Here, εa is the strain range; Nf is the structural low-cycle fatigue life; \( {\sigma}_f^{\prime } \) is the fatigue strength coefficient; \( {\varepsilon}_f^{\prime } \) is the fatigue plasticity coefficient; b is the fatigue strength exponent; c is the fatigue plasticity exponent; and E is the elasticity modulus. The maximum equivalent stress and maximum deformation, together with the low-cycle fatigue value for a welded and non-welded casing, were calculated using FEM, as shown in Table 5.

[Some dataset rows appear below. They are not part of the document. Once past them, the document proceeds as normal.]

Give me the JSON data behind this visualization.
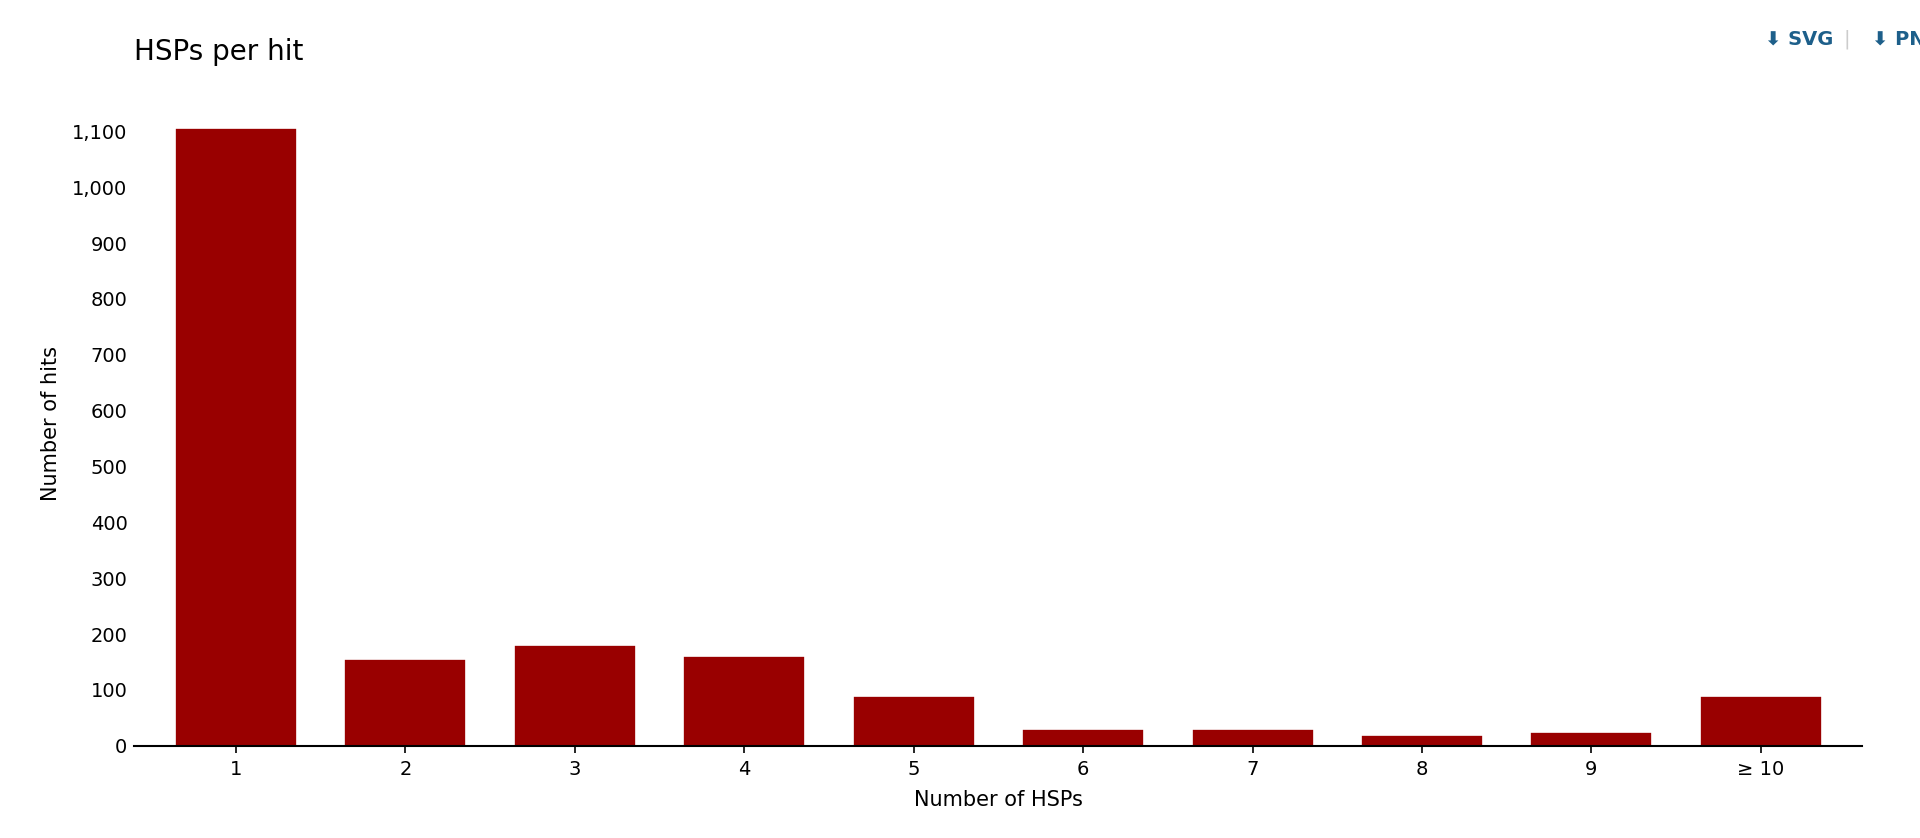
{
  "categories": [
    "1",
    "2",
    "3",
    "4",
    "5",
    "6",
    "7",
    "8",
    "9",
    "≥ 10"
  ],
  "values": [
    1105,
    155,
    180,
    160,
    90,
    30,
    30,
    20,
    25,
    90
  ],
  "bar_color": "#990000",
  "title": "HSPs per hit",
  "xlabel": "Number of HSPs",
  "ylabel": "Number of hits",
  "ylim": [
    0,
    1155
  ],
  "yticks": [
    0,
    100,
    200,
    300,
    400,
    500,
    600,
    700,
    800,
    900,
    1000,
    1100
  ],
  "ytick_labels": [
    "0",
    "100",
    "200",
    "300",
    "400",
    "500",
    "600",
    "700",
    "800",
    "900",
    "1,000",
    "1,100"
  ],
  "title_fontsize": 20,
  "label_fontsize": 15,
  "tick_fontsize": 14,
  "background_color": "#ffffff",
  "bar_edge_color": "white",
  "bar_linewidth": 1.2,
  "bar_width": 0.72
}
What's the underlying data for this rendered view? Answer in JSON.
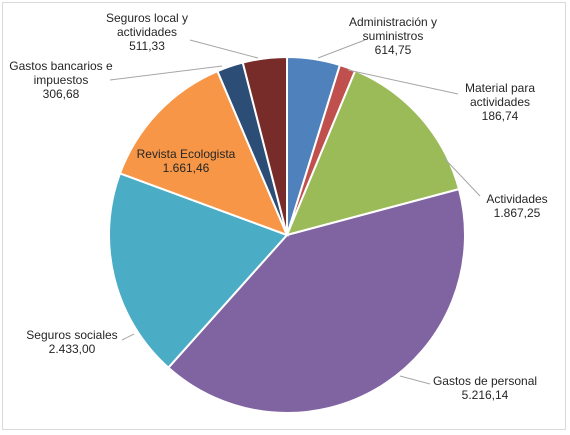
{
  "chart_data": {
    "type": "pie",
    "start_angle_deg": 0,
    "direction": "clockwise",
    "slices": [
      {
        "label": [
          "Administración y",
          "suministros"
        ],
        "value_text": "614,75",
        "value": 614.75,
        "color": "#4f81bd"
      },
      {
        "label": [
          "Material para",
          "actividades"
        ],
        "value_text": "186,74",
        "value": 186.74,
        "color": "#c0504d"
      },
      {
        "label": [
          "Actividades"
        ],
        "value_text": "1.867,25",
        "value": 1867.25,
        "color": "#9bbb59"
      },
      {
        "label": [
          "Gastos de personal"
        ],
        "value_text": "5.216,14",
        "value": 5216.14,
        "color": "#8064a2"
      },
      {
        "label": [
          "Seguros sociales"
        ],
        "value_text": "2.433,00",
        "value": 2433.0,
        "color": "#4bacc6"
      },
      {
        "label": [
          "Revista Ecologista"
        ],
        "value_text": "1.661,46",
        "value": 1661.46,
        "color": "#f79646"
      },
      {
        "label": [
          "Gastos bancarios e",
          "impuestos"
        ],
        "value_text": "306,68",
        "value": 306.68,
        "color": "#2c4d75"
      },
      {
        "label": [
          "Seguros local y",
          "actividades"
        ],
        "value_text": "511,33",
        "value": 511.33,
        "color": "#772c2a"
      }
    ]
  }
}
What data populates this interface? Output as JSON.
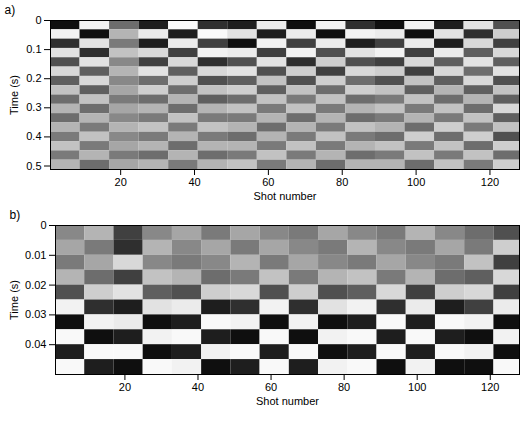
{
  "chart_data": [
    {
      "type": "heatmap",
      "title": "a)",
      "x_label": "Shot number",
      "y_label": "Time (s)",
      "xlim": [
        1,
        128
      ],
      "ylim": [
        0,
        0.512
      ],
      "xticks": [
        20,
        40,
        60,
        80,
        100,
        120
      ],
      "yticks": [
        0,
        0.1,
        0.2,
        0.3,
        0.4,
        0.5
      ],
      "x_edges": [
        1,
        9,
        17,
        25,
        33,
        41,
        49,
        57,
        65,
        73,
        81,
        89,
        97,
        105,
        113,
        121,
        128
      ],
      "y_edges": [
        0,
        0.032,
        0.064,
        0.096,
        0.128,
        0.16,
        0.192,
        0.224,
        0.256,
        0.288,
        0.32,
        0.352,
        0.384,
        0.416,
        0.448,
        0.48,
        0.512
      ],
      "clim": [
        -1,
        1
      ],
      "cells": [
        [
          0.9,
          -0.8,
          0.3,
          0.8,
          -0.9,
          0.7,
          0.8,
          -0.7,
          0.9,
          -0.8,
          0.7,
          0.9,
          -0.8,
          0.8,
          -0.6,
          0.5
        ],
        [
          -0.8,
          0.9,
          -0.2,
          -0.7,
          0.8,
          -0.9,
          -0.6,
          0.8,
          -0.7,
          0.9,
          -0.8,
          -0.7,
          0.9,
          -0.6,
          0.7,
          -0.4
        ],
        [
          0.7,
          -0.6,
          0.2,
          0.8,
          -0.7,
          0.6,
          0.9,
          -0.8,
          0.6,
          -0.7,
          0.8,
          0.6,
          -0.7,
          0.8,
          -0.5,
          0.6
        ],
        [
          -0.6,
          0.7,
          -0.3,
          -0.5,
          0.6,
          -0.8,
          -0.7,
          0.6,
          -0.8,
          0.5,
          -0.6,
          -0.8,
          0.6,
          -0.7,
          0.4,
          -0.5
        ],
        [
          0.5,
          -0.6,
          0.1,
          0.6,
          -0.5,
          0.7,
          0.5,
          -0.6,
          0.7,
          -0.4,
          0.5,
          0.6,
          -0.5,
          0.4,
          -0.6,
          0.4
        ],
        [
          -0.5,
          0.4,
          -0.2,
          -0.6,
          0.4,
          -0.5,
          -0.6,
          0.5,
          -0.4,
          0.6,
          -0.5,
          -0.4,
          0.6,
          -0.5,
          0.3,
          -0.6
        ],
        [
          0.4,
          -0.5,
          0.1,
          0.3,
          -0.4,
          0.5,
          0.4,
          -0.3,
          0.5,
          -0.4,
          0.3,
          0.5,
          -0.3,
          0.4,
          -0.5,
          0.5
        ],
        [
          -0.3,
          0.4,
          -0.1,
          -0.4,
          0.3,
          -0.3,
          -0.4,
          0.4,
          -0.3,
          0.3,
          -0.4,
          -0.3,
          0.4,
          -0.2,
          0.4,
          -0.3
        ],
        [
          0.3,
          -0.3,
          0.2,
          0.3,
          -0.2,
          0.4,
          0.3,
          -0.3,
          0.2,
          -0.3,
          0.3,
          0.2,
          -0.3,
          0.3,
          -0.2,
          0.4
        ],
        [
          -0.2,
          0.3,
          -0.1,
          -0.2,
          0.3,
          -0.2,
          -0.3,
          0.2,
          -0.3,
          0.2,
          -0.2,
          -0.3,
          0.2,
          -0.3,
          0.3,
          -0.5
        ],
        [
          0.3,
          -0.2,
          0.1,
          0.2,
          -0.3,
          0.2,
          0.2,
          -0.2,
          0.3,
          -0.2,
          0.3,
          0.2,
          -0.2,
          0.2,
          -0.3,
          0.4
        ],
        [
          -0.2,
          0.2,
          -0.2,
          -0.3,
          0.2,
          -0.3,
          -0.2,
          0.3,
          -0.2,
          0.2,
          -0.3,
          -0.2,
          0.3,
          -0.4,
          0.2,
          -0.3
        ],
        [
          0.2,
          -0.3,
          0.1,
          0.2,
          -0.2,
          0.2,
          0.3,
          -0.2,
          0.2,
          -0.3,
          0.2,
          0.3,
          -0.4,
          0.3,
          -0.4,
          0.5
        ],
        [
          -0.3,
          0.2,
          -0.1,
          -0.2,
          0.3,
          -0.2,
          -0.2,
          0.2,
          -0.3,
          0.2,
          -0.2,
          -0.3,
          0.2,
          -0.3,
          0.3,
          -0.4
        ],
        [
          0.2,
          -0.2,
          0.2,
          0.3,
          -0.2,
          0.3,
          0.2,
          -0.3,
          0.2,
          -0.2,
          0.3,
          0.2,
          -0.3,
          0.2,
          -0.3,
          0.3
        ],
        [
          -0.2,
          0.3,
          -0.1,
          -0.2,
          0.2,
          -0.2,
          -0.3,
          0.2,
          -0.2,
          0.3,
          -0.2,
          -0.2,
          0.3,
          -0.3,
          0.2,
          -0.4
        ]
      ]
    },
    {
      "type": "heatmap",
      "title": "b)",
      "x_label": "Shot number",
      "y_label": "Time (s)",
      "xlim": [
        1,
        128
      ],
      "ylim": [
        0,
        0.05
      ],
      "xticks": [
        20,
        40,
        60,
        80,
        100,
        120
      ],
      "yticks": [
        0,
        0.01,
        0.02,
        0.03,
        0.04
      ],
      "x_edges": [
        1,
        9,
        17,
        25,
        33,
        41,
        49,
        57,
        65,
        73,
        81,
        89,
        97,
        105,
        113,
        121,
        128
      ],
      "y_edges": [
        0,
        0.005,
        0.01,
        0.015,
        0.02,
        0.025,
        0.03,
        0.035,
        0.04,
        0.045,
        0.05
      ],
      "clim": [
        -1,
        1
      ],
      "cells": [
        [
          0.1,
          -0.2,
          0.6,
          0.1,
          -0.1,
          0.2,
          -0.1,
          0.1,
          0.2,
          -0.1,
          0.1,
          0.2,
          -0.2,
          0.1,
          0.3,
          0.5
        ],
        [
          -0.1,
          0.2,
          0.7,
          -0.2,
          0.1,
          -0.1,
          0.2,
          -0.1,
          0.1,
          0.2,
          -0.2,
          0.1,
          0.2,
          -0.1,
          0.2,
          -0.4
        ],
        [
          0.2,
          -0.1,
          -0.5,
          0.1,
          0.2,
          0.1,
          -0.2,
          0.2,
          -0.1,
          0.1,
          0.2,
          -0.1,
          0.1,
          0.2,
          -0.3,
          0.6
        ],
        [
          -0.2,
          0.3,
          0.6,
          -0.3,
          -0.2,
          0.3,
          0.2,
          -0.3,
          0.2,
          -0.2,
          -0.3,
          0.2,
          -0.2,
          0.3,
          0.4,
          -0.5
        ],
        [
          0.5,
          -0.4,
          -0.6,
          0.4,
          0.5,
          -0.4,
          -0.5,
          0.5,
          -0.4,
          0.5,
          0.4,
          -0.5,
          0.6,
          -0.4,
          -0.5,
          0.6
        ],
        [
          -0.8,
          0.7,
          0.8,
          -0.6,
          -0.7,
          0.8,
          0.7,
          -0.8,
          0.7,
          -0.6,
          -0.8,
          0.7,
          -0.7,
          0.8,
          0.6,
          -0.7
        ],
        [
          0.9,
          -0.8,
          -0.7,
          0.9,
          0.8,
          -0.9,
          -0.8,
          0.9,
          -0.8,
          0.9,
          0.8,
          -0.9,
          0.8,
          -0.9,
          -0.8,
          0.9
        ],
        [
          -0.9,
          0.9,
          0.8,
          -0.8,
          -0.9,
          0.8,
          0.9,
          -0.9,
          0.9,
          -0.8,
          -0.9,
          0.8,
          -0.9,
          0.8,
          0.9,
          -0.8
        ],
        [
          0.8,
          -0.9,
          -0.9,
          0.9,
          0.8,
          -0.8,
          -0.9,
          0.8,
          -0.9,
          0.9,
          0.8,
          -0.9,
          0.8,
          -0.9,
          -0.8,
          0.9
        ],
        [
          -0.9,
          0.8,
          0.9,
          -0.9,
          -0.8,
          0.9,
          0.8,
          -0.9,
          0.8,
          -0.8,
          -0.9,
          0.9,
          -0.8,
          0.9,
          0.9,
          -0.9
        ]
      ]
    }
  ]
}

Table 5 Comparative stress, deformation, and LCF values for the combustor casing

The results show that the stress and deformation of the welded casing increased by 5.73% and 0.25% when compared with the non-welded casing. However, the low-cycle fatigue life decreased by 32%. This confirms that welding residual stress does affect the fatigue strength of thin-walled structures such as welded combustor casings and that it can reduce the low-cycle life of these kinds of components.

4 Conclusions

The following conclusions can be drawn from this study:

  1. (1)

    A model combining ellipsoidal and Gaussian rotating body heat sources was designed and optimized to characterize EBW mechanism and its large penetration depth. The model can also reflect the keyhole effect of EBW to some extent. Through a transient heat transfer simulation and microstructure observation experiments, a comparison between calculated and experimental results showed that the errors in key dimensions determining the molten pool shape were within 6%. Thus, the accuracy of the model is verified to be relatively high.

  2. (2)

    A sequential thermal coupling calculation was undertaken to calculate the welding residual stress, which was measured by the hole drilling method. It was found that the welding residual stress is limited to a region close to the center of the weld. The results of the numerical simulation and experimental measurements were consistent with the trends indicated by the theoretical curves. The closer it got to the center line, the smaller the error. In the region 0.5 mm to either side of the weld center, the average S11 and S22 residual stress errors were 10% and 12%, respectively, while those at the weld center were only 0.1% and 0.6%.

  3. (3)

    The calculation results of EBW temperature and residual stress regarding thin plate were used to predict the fatigue life of the combustor casing of an aeroengine. Compared with the non-welded casing, the equivalent stress and deformation of the welded casing increased by 5.73% and 0.25%, respectively, while the low-cycle fatigue life decreased by 32%. This confirms that welding residual stress does have an important effect on the thin wall structure such as the welded combustor casing in aeroengines.